Geopolítica e ficção: como nasce uma história

Imagem: Reprodução

No terceiro dia de Flip, na mesa “Angico”, duas romancistas dialogaram sobre texto e universo particular, o peso da história e da cultura em suas obras. A israelense Ayelet Gundar-Goshen e a nigeriana Ayòbámi Adébáyò, mediadas pela historiadora e escritora Lilia Schwarcz, refletiram sobre maternidade, amor, consentimento e corpo feminino na ficção que produzem.

“Queria que minhas personagens femininas aproveitassem seus corpos e não fossem punidas por isso”, comentou Gundar-Goshen, que relembrou personagens clássicas da literatura, como Madame Bovary e Anna Karenina, que tiveram finais terríveis, como se sentenciadas por sentir prazer. Autora de Fique comigo (Harper Collins, 2018), Adébáyò abordou a questão da maternidade em seu país, já que é um tema central em seu livro: “Um mito, uma lenda, uma coisa enorme e muito grandiosa na Nigéria. E se não for tão grandioso quanto ouvimos? E se não colocarmos apenas as mulheres nesse pedestal?”.

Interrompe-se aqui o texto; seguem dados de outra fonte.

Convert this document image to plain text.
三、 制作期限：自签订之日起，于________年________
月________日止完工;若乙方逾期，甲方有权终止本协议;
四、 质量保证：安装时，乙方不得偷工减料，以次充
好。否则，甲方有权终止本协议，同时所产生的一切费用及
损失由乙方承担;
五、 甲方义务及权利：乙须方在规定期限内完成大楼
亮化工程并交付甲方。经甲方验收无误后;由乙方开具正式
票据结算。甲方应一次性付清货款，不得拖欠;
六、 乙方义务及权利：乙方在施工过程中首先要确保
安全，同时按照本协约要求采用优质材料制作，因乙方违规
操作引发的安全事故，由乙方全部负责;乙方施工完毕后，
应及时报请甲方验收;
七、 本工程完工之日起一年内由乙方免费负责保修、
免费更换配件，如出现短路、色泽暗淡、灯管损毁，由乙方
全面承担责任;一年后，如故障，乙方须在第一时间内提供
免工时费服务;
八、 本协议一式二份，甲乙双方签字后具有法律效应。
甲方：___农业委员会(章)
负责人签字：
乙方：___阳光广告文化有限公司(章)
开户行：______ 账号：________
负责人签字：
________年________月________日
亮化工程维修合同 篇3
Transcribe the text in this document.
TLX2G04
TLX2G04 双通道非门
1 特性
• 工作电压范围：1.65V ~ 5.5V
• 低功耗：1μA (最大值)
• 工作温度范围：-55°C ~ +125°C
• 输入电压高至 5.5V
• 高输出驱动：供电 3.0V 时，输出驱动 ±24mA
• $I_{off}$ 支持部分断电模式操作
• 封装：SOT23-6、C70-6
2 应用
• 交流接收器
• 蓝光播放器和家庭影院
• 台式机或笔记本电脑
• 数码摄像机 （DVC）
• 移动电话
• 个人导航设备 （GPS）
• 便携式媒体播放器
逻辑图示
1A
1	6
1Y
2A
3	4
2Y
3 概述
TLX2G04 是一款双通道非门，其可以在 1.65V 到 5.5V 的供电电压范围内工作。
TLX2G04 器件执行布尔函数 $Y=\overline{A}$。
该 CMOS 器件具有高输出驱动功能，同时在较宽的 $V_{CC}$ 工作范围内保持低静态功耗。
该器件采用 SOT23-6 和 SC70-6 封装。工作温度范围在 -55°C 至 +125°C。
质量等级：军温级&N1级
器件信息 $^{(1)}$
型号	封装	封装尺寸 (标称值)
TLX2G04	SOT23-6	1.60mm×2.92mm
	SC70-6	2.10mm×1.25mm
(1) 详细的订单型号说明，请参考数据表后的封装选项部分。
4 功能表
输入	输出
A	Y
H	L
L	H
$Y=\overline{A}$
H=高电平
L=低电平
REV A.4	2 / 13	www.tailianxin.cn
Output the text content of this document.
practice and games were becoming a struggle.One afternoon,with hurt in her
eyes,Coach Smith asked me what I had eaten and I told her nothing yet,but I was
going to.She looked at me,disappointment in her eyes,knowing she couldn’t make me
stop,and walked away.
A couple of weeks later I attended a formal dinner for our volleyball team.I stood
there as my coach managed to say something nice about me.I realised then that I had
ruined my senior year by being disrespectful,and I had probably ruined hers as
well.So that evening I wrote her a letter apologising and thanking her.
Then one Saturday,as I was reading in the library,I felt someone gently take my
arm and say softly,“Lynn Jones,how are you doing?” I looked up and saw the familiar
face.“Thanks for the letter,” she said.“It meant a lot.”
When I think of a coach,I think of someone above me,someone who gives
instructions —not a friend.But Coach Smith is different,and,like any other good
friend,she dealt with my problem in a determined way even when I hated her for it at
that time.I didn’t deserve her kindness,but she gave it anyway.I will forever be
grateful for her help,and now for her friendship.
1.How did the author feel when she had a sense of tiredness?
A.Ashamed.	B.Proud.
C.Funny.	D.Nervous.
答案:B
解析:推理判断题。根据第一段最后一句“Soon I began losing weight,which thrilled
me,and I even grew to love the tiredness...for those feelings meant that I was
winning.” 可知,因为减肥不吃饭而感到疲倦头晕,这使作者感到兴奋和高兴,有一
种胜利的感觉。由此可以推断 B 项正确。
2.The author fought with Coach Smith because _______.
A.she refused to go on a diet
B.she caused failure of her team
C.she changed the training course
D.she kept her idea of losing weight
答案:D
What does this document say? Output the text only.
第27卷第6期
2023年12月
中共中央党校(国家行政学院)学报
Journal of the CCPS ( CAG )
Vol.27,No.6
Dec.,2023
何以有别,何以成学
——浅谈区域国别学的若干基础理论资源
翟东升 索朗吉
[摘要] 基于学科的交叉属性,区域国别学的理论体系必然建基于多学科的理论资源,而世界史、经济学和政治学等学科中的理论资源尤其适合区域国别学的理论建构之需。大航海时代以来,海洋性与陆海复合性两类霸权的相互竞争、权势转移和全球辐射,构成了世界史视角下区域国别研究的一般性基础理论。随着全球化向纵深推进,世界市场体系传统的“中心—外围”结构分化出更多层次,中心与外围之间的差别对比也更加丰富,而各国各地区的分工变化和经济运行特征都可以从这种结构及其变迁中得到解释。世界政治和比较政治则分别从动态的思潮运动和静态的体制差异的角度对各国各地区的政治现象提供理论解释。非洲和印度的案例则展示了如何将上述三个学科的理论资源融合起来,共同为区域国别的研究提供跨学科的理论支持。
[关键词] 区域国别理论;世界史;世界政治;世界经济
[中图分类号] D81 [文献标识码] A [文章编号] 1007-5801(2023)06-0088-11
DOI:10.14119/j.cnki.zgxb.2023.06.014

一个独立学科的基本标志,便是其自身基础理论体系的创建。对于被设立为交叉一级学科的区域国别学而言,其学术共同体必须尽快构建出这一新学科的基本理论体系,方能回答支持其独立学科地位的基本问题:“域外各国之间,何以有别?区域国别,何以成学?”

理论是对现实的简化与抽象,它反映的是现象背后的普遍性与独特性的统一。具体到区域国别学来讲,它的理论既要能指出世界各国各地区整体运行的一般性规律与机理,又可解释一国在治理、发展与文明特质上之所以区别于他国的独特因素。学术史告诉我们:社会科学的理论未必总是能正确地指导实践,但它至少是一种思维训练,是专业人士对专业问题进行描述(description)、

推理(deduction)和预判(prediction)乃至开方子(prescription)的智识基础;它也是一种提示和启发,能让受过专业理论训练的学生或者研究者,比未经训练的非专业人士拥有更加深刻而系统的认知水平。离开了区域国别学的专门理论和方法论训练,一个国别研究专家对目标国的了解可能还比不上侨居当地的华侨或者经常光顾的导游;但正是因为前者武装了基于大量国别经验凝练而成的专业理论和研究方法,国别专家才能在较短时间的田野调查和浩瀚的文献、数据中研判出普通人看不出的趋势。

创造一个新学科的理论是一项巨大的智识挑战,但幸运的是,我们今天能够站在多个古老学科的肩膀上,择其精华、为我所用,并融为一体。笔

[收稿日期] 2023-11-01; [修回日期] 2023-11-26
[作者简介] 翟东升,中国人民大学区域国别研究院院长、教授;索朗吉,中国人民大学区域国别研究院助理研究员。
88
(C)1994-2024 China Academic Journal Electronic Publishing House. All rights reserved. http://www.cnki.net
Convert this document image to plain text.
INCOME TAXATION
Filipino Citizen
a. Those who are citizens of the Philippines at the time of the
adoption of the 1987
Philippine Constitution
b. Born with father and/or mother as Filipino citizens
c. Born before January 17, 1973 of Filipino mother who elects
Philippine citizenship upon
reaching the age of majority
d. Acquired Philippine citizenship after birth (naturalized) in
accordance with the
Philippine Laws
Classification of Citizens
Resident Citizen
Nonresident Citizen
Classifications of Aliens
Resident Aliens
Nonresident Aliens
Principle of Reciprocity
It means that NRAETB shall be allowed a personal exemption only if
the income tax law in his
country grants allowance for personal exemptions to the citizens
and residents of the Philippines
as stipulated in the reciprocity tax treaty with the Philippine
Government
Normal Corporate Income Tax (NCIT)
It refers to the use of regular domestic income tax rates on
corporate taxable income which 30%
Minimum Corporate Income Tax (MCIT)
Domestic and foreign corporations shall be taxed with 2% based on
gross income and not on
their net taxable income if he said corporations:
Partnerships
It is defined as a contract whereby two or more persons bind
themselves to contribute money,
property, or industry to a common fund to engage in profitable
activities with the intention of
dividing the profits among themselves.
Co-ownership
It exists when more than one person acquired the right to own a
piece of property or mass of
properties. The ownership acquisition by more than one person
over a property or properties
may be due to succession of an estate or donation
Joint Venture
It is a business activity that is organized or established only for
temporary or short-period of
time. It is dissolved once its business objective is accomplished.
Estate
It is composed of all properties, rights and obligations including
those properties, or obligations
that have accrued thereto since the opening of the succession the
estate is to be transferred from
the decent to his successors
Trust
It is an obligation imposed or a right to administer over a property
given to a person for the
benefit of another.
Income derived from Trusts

A respeito da matéria-prima ficcional, Gundar-Goshen explicou ser medular o personagem se sentir real para poder ganhar as páginas de uma obra. Nesse ensejo, a autora comentou a presença de aromas em seu último livro, Uma noite, Markovitch (Todavia, 2018). “Quando você ama, o aroma não é objetivo, é criado na química entre o casal, no ar entre essas duas pessoas próximas. Você quer que o personagem seja uma pessoa que você acredita existir”, acrescentou. Ainda, ponderou a importância dos segredos de um personagem, aquilo que ele procura esconder dos outros e de si mesmo. Seu livro é baseado na história real de homens que se casaram com mulheres judias apenas para que elas escapassem da Europa nazista. Um deles se apaixona e decide não aceitar o divórcio.

A missão investigativa em torno desse acontecimento tornou-se ficção, ajudando na elaboração de uma questão filosófica: o que acontece depois do fim de uma história? Durante a conversa, a dúvida saiu do campo literário e permeou os conflitos entre Palestina e Israel, onde vive a escritora. “O que acontece depois que o personagem consegue sua mulher, à força? E quando os israelenses conseguem a terra, depois de desejar isso por dois mil anos?”

Adébáyò, por sua vez, contou que precisou apagar sua própria voz, para que pudessem surgir as dos personagens. “Queria escrever numa linguagem que eles usariam”, pontuou. Revelou que, ao escrever seu livro, começou a inserir muita densidade política à obra, até perceber que seus protagonistas não se importavam com aquilo. “Tentei me colocar no lugar dos meus personagens, o que realmente aconteceria em suas vidas. Como a falência do estado impactaria a vida deles”, finalizou.